With all of the campaign talk about “Medicare for All,” it may be worthwhile to review the existing Medicare program, which was enacted more than 50 years ago (July 30, 1965). Medicare is the government’s health care plan for those over age 65 and for those who are permanently disabled, in 2018, it covered 60 million people and cost $583 billion in net spending. There are four different parts of the program: Part A (hospital services and skilled nursing), Part B (doctor visits/outpatient services/lab work/preventative services), Part C (Medicare Advantage Plans or private insurance alternatives to Original Medicare Plans) and Part D (prescription drugs).
The combination of an aging population and rising health care costs has put Medicare under significant financial pressure. The program is financed by a combination of general revenues (43 percent), payroll tax contributions (36 percent), beneficiary premiums (15 percent), and other sources, like taxation of Social Security benefits, payments from states, and interest (6 percent).
The portion of the financing that garners the most attention is FICA payroll deductions, because American workers feel that one directly. Every employee (and employer) pays a 6.2 percent tax on earnings up to a limit, which is currently $132,900 to fund Social Security retirement benefits. On top of that, employees and employers pay a Medicare tax rate of 1.45 percent each, for a total of 2.9 percent, and there is no limit to the wages subject to the Medicare tax. Employee wages paid in excess of $200,000 ($250,000 for married couples) are subject to an extra 0.9 percent Medicare tax, but employers do not pay the extra tax.
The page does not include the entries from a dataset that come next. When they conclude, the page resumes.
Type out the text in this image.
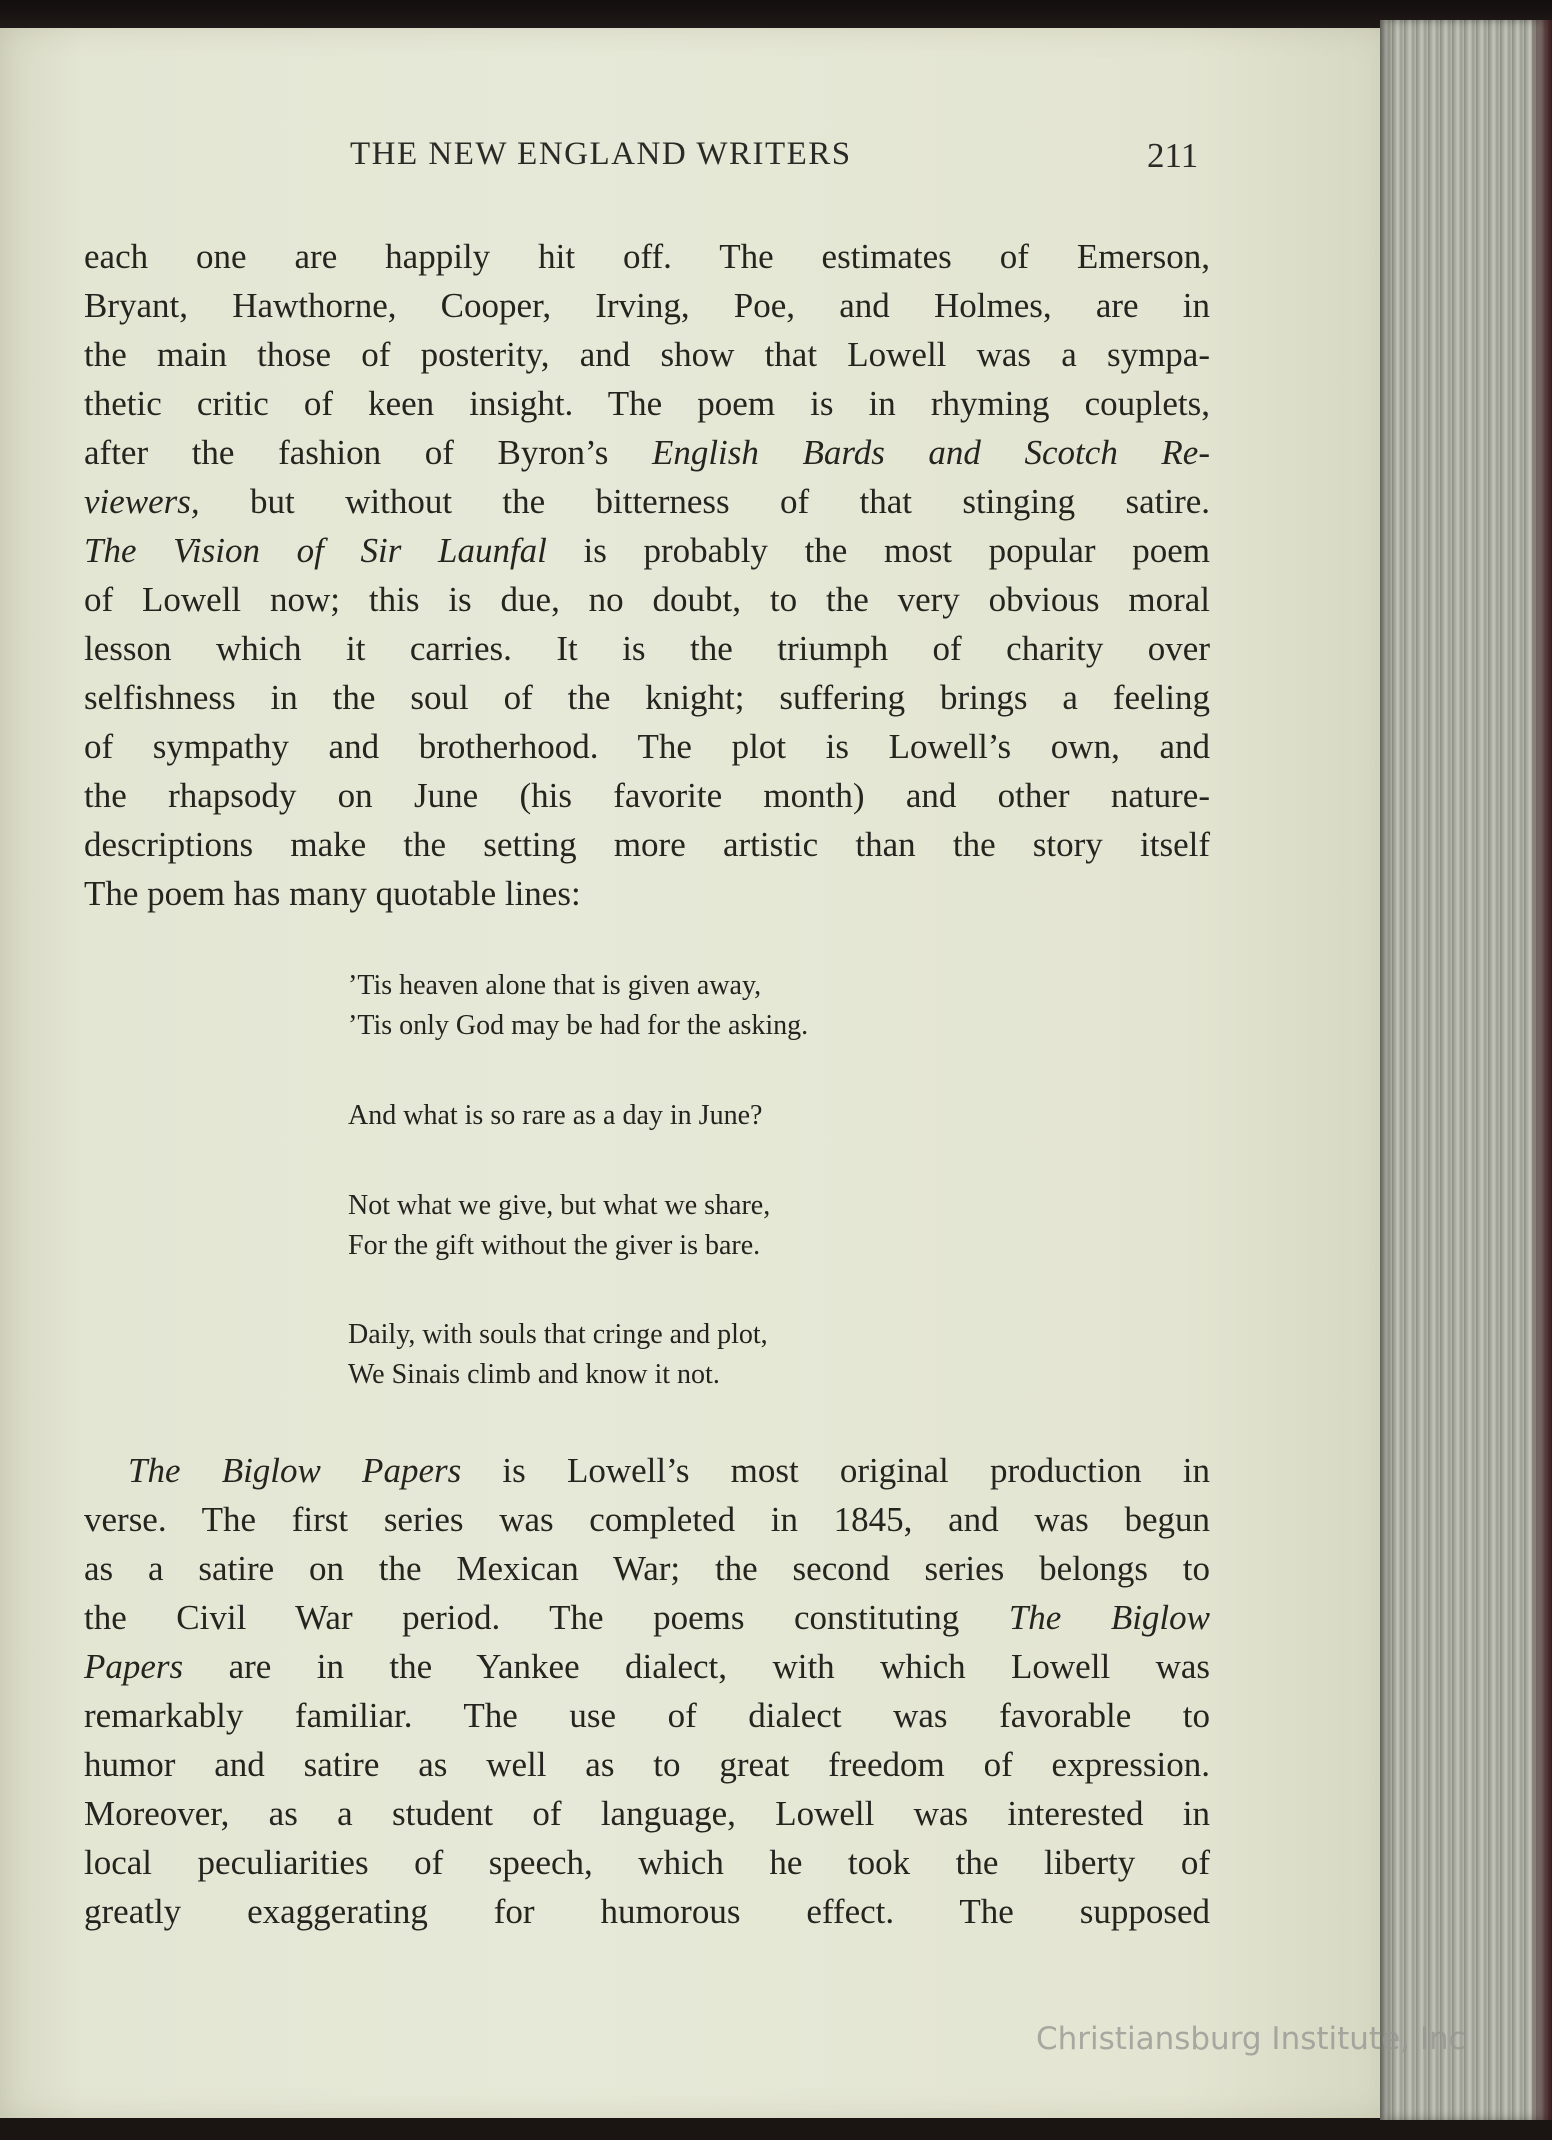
THE NEW ENGLAND WRITERS	211
each one are happily hit off. The estimates of Emerson,
Bryant, Hawthorne, Cooper, Irving, Poe, and Holmes, are in
the main those of posterity, and show that Lowell was a sympa-
thetic critic of keen insight. The poem is in rhyming couplets,
after the fashion of Byron’s English Bards and Scotch Re-
viewers, but without the bitterness of that stinging satire.
The Vision of Sir Launfal is probably the most popular poem
of Lowell now; this is due, no doubt, to the very obvious moral
lesson which it carries. It is the triumph of charity over
selfishness in the soul of the knight; suffering brings a feeling
of sympathy and brotherhood. The plot is Lowell’s own, and
the rhapsody on June (his favorite month) and other nature-
descriptions make the setting more artistic than the story itself
The poem has many quotable lines:
’Tis heaven alone that is given away,
’Tis only God may be had for the asking.
And what is so rare as a day in June?
Not what we give, but what we share,
For the gift without the giver is bare.
Daily, with souls that cringe and plot,
We Sinais climb and know it not.
The Biglow Papers is Lowell’s most original production in
verse. The first series was completed in 1845, and was begun
as a satire on the Mexican War; the second series belongs to
the Civil War period. The poems constituting The Biglow
Papers are in the Yankee dialect, with which Lowell was
remarkably familiar. The use of dialect was favorable to
humor and satire as well as to great freedom of expression.
Moreover, as a student of language, Lowell was interested in
local peculiarities of speech, which he took the liberty of
greatly exaggerating for humorous effect. The supposed
Christiansburg Institute, Inc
While all of that sounds like a lot, it is not enough to pay future benefits. According to the 2019 annual report of the Social Security and Medicare programs, “Notwithstanding the assumption of a substantial slowdown of per capita health expenditure growth, the projections indicate that Medicare still faces a substantial financial shortfall that will need to be addressed with further legislation.”
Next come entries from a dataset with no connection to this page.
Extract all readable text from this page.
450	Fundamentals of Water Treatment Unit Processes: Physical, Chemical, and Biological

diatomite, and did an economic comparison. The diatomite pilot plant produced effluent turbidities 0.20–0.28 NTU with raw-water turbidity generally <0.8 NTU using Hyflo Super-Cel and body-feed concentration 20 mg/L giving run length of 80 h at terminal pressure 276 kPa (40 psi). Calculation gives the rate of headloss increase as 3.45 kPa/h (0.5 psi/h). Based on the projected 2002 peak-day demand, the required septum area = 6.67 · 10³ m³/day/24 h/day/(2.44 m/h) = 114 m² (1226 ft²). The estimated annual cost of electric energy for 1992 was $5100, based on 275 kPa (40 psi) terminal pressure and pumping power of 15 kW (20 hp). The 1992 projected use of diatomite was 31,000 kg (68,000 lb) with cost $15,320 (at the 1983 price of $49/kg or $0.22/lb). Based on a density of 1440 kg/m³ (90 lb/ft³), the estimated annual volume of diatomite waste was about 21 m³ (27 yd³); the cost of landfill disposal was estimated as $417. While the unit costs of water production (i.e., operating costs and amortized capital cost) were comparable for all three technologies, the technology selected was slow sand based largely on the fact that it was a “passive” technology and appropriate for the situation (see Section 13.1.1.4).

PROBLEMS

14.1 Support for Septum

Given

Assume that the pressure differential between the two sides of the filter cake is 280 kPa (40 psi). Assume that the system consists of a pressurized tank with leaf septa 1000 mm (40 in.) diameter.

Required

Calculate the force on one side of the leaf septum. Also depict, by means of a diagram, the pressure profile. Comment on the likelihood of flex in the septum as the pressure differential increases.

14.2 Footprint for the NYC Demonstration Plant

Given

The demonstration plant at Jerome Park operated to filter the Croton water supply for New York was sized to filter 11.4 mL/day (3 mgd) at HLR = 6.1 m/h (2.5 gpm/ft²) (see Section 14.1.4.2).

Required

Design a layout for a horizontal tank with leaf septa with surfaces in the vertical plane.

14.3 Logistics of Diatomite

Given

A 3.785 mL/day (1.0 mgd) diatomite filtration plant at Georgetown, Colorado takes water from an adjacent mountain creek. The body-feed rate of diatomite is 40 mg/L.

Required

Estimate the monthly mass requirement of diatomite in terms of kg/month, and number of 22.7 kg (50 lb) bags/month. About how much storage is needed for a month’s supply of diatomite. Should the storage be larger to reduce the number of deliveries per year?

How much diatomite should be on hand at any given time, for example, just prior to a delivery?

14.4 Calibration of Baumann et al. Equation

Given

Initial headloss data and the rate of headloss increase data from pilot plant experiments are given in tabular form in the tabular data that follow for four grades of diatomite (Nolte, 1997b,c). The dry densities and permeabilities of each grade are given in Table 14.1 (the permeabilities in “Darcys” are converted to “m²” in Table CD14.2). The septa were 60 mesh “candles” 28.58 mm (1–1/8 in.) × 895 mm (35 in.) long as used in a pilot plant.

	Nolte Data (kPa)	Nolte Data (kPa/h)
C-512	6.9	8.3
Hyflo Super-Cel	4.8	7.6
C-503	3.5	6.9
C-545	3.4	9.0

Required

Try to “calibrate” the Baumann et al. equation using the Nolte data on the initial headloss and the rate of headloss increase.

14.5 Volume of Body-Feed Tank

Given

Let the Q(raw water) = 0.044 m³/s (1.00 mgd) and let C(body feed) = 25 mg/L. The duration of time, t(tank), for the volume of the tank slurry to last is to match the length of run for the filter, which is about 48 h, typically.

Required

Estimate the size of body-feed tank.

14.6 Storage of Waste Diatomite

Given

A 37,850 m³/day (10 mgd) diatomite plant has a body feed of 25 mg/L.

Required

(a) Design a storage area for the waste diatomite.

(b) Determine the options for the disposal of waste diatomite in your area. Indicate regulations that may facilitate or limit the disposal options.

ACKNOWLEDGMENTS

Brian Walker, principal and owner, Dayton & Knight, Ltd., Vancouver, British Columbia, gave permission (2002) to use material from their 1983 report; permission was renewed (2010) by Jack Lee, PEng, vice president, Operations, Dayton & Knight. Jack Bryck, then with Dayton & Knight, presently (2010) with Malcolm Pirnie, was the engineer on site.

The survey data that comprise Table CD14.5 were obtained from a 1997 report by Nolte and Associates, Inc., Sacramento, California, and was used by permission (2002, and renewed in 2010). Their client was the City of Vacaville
This Trustee statement has been relatively consistent over the past two decades and has led to a number of potential solutions that often get lumped into one headline reform plan called “Medicare for All.” That said, the various ideas are all over the map, ranging from the introduction of a single national, government-run plan that would cover every American and eliminate private coverage; to an overhaul of Medicare that would allow those under age 65 to buy in to the plan, or continue to buy private insurance, if they chose to do so; to a new public plan option that would be offered to individuals through the ACA marketplace.
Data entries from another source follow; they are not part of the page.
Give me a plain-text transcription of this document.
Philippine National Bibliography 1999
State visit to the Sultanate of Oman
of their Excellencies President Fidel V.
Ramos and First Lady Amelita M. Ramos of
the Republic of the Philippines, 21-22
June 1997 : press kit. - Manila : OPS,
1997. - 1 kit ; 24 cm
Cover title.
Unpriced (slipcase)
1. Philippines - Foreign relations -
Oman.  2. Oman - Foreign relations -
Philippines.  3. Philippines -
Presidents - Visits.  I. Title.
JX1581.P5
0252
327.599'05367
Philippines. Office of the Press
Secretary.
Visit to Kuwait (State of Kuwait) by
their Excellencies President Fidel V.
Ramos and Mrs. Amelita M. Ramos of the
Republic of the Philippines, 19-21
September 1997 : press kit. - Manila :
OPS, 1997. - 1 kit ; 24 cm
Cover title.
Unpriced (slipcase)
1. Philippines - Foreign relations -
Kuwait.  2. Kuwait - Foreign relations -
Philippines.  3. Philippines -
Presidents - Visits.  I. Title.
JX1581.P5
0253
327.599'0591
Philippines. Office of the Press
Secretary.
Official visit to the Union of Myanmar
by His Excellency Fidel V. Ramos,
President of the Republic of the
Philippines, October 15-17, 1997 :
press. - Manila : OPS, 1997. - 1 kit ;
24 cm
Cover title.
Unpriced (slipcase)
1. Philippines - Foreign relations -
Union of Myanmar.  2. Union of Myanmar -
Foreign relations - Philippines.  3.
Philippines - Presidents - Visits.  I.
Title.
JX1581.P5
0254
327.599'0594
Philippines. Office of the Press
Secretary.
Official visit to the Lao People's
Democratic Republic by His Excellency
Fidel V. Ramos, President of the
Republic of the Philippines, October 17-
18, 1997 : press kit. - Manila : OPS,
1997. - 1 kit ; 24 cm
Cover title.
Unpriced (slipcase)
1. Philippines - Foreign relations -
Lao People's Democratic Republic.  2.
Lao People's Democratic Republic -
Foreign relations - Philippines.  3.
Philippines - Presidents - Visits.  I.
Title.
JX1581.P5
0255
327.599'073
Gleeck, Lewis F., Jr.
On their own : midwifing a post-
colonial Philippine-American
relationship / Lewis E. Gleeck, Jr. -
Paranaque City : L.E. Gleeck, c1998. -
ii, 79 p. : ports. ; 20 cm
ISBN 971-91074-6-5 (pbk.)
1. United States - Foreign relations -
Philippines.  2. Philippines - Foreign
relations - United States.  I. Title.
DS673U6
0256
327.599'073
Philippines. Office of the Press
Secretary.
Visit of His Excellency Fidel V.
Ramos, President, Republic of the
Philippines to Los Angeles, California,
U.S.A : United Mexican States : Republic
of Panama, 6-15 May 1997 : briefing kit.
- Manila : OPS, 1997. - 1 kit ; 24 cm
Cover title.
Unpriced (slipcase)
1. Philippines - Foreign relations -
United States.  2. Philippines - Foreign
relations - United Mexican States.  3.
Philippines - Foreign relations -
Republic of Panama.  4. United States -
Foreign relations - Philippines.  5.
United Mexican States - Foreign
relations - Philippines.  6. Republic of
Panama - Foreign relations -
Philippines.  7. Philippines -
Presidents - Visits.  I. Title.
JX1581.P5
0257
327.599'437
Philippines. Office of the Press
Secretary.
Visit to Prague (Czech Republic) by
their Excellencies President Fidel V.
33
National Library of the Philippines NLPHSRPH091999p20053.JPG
To compare the various proposals, The Kaiser Family Foundation (KFF) has grouped them into five general categories, which may be useful, especially considering KFF’s recent poll about major features of the Medicare-for-all proposals. The findings were not surprising, given the complexity of the topic: “majorities of Americans are unaware of the kind of dramatic changes that the plans would bring to the nation’s health care system.” While 78 percent correctly understand that the various Medicare-for-all proposals would increase taxes, 69 percent incorrectly believe that they would continue to pay deductibles and co-pays when they use health care services and 54 percent erroneously think that they would continue to pay health insurance premiums.
As you hear about health care reform, you may be inclined to tune out, but that would be a big mistake. There’s a reason that the Trustees “recommend that lawmakers take action sooner rather than later,” because the clock is ticking on the ability of the country to manage this huge and important program.